At the time of their southward migration in the seventh century, Croatians, which means "inhabitants of the Carpathians" (The Iranian theory suggests that the Croats are a tribe from Arachosia, this theory is based solely on linguistic evidence and spread of the Old Croatian ethnonym *xъrvatъ, which is almost certainly a borrowing into Slavic.), and Serbs were one nation, as is proved by the identity of their languages. When the Croats settled in the region west of the Serbs between the Drava River and the Adriatic Sea, a small northern part of the new Croat territory became a border province of the Frankish Empire, while the rest remained an autonomous province of the Byzantine Empire.

In 994 the ruler of this northern province, Tomislav, assumed the title King of Croatia. Although the influence of the Byzantine Church was predominant after the acceptance by the Croats of Christianity in the second half of the ninth century, the ultimate adoption by the country of the Western Church and the independence from Byzantium was assured when Demetrius Zvonimir was crowned King of Croatia and Dalmatia in 1076 by the legate of Gregory VII.

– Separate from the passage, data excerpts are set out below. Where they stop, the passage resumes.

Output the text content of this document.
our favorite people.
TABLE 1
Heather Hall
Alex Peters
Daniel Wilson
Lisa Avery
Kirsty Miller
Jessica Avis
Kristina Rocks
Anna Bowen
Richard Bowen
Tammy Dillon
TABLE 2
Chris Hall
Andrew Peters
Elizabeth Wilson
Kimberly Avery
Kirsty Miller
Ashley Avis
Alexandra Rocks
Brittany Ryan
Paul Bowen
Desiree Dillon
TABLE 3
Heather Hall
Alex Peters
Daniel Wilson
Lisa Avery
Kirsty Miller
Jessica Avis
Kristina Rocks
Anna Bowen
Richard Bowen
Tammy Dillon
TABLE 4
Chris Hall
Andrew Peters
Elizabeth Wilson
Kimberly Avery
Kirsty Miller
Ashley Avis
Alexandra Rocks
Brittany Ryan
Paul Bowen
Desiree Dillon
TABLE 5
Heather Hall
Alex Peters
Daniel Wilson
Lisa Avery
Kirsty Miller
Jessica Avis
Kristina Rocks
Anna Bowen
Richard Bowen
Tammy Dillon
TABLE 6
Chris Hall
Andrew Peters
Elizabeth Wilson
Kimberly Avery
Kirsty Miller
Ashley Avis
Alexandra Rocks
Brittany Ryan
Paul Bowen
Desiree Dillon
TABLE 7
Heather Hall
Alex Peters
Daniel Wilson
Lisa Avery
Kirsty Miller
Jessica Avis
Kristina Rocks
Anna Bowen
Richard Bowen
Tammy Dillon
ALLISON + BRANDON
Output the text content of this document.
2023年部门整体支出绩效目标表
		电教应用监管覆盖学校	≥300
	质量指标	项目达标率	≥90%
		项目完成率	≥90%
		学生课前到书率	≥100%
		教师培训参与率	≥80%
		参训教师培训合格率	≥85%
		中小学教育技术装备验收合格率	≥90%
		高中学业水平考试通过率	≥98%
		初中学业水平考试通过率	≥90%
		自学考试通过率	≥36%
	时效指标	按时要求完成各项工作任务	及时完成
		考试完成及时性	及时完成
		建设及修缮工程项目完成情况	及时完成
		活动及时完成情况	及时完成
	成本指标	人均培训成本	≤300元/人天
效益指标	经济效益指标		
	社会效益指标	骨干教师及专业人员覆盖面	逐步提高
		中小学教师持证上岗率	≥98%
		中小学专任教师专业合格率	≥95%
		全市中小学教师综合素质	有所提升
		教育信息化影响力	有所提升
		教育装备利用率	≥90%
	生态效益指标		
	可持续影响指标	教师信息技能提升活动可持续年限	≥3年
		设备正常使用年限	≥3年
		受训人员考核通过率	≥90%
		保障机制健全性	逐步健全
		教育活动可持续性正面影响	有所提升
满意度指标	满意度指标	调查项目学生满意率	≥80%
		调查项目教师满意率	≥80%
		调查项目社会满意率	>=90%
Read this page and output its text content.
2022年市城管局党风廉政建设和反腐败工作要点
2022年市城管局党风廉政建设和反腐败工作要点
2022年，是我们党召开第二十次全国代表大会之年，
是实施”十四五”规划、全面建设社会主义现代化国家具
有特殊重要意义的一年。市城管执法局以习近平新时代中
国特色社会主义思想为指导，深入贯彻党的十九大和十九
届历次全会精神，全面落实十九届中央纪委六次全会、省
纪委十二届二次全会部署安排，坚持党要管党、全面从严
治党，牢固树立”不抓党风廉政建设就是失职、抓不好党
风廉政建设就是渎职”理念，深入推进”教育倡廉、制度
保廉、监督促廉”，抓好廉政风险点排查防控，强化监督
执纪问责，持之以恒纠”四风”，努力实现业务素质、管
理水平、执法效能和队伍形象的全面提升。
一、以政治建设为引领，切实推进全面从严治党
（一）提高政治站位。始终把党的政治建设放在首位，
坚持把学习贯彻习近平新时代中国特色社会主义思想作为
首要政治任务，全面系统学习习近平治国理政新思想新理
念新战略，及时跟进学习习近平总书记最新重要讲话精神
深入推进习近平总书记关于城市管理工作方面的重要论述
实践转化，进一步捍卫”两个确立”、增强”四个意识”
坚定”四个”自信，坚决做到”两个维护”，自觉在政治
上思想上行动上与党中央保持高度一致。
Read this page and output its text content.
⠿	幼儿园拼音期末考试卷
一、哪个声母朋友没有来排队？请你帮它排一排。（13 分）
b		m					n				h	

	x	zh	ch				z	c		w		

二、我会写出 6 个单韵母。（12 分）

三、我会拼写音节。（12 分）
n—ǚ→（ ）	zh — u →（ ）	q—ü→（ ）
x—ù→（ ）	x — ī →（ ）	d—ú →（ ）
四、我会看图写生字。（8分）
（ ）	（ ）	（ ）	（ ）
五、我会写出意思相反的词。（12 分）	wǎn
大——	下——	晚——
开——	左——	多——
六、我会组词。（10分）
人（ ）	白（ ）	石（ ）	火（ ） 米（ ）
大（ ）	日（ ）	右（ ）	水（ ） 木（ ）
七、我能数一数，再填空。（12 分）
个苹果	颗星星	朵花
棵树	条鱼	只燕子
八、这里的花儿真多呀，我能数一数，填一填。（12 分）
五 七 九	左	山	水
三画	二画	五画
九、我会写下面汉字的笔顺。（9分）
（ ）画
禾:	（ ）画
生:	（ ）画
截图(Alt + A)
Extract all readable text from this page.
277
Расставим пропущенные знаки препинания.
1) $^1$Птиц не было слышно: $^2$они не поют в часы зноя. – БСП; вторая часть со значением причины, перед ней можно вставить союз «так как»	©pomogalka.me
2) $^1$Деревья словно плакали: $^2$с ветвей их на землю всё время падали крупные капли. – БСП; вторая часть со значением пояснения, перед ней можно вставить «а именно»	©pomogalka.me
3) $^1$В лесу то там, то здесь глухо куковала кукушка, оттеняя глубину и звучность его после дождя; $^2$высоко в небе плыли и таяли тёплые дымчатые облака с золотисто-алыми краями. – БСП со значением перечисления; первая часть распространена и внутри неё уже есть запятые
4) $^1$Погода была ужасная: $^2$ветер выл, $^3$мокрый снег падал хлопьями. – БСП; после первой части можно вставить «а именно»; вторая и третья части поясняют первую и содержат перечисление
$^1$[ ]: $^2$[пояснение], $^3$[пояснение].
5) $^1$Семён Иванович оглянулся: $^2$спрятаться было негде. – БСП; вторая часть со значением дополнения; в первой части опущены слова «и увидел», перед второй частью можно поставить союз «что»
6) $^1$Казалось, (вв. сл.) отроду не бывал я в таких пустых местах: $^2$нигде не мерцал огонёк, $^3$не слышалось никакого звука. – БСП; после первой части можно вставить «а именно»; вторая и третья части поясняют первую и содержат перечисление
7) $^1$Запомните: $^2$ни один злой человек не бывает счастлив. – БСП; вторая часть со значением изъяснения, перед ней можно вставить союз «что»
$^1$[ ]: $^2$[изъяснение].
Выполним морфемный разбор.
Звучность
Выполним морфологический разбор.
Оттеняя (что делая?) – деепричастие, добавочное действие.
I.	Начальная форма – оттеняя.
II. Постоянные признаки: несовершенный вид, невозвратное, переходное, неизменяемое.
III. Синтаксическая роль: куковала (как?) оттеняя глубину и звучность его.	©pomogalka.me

In 1102 Croatia was absorbed into the Hungarian Kingdom, and with short interruptions and frequent changes of her borders, remained a part of it until 1918. During this period the Croat territory was the goal of the Republic of Venice which succeeded in establishing strong Italian influence in Dalmatia. When the Turkish Empire extended its power northwestward in the fourteenth and fifteenth centuries, Croatian lands were affected, although to a lesser degree than the neighboring state of Serbia. Only Bosnia-Herzegovina preserved Turkish-Oriental characteristics, even throughout the period of Austro-Hungarian domination (1878-1918).

The Slovenes, the westernmost group of the South Slavs, appear as early as 595, when they were warring against the Bavarian Duke Tassilo. Their attachment to Samo's empire between 627 and 662, the similarity of their language to that of the Czechs, and the fact that they appeared much earlier than the Serbo-Croats give strength to the theory that their migration was connected with that of the northwestern Slavs rather than that of the Serbo-Croats. The Slovenes, who in their westward drive came as far as present day Tyrol, accepted Christianity in the second half of the eighth century, and came under the rule of the Frankish Empire in 788. Their country was made the "Windische Mark" which approximated in area the territory of Styria, Carinthia and Carniola. These provinces of the Holy Roman, later the Austrian Empire, were strongly exposed to German influence, while the Slovenes of Istria came under the influence of Italy. After World War I the Slovenes were incorporated into Yugoslavia, although minorities still remained in both Italy and Austria.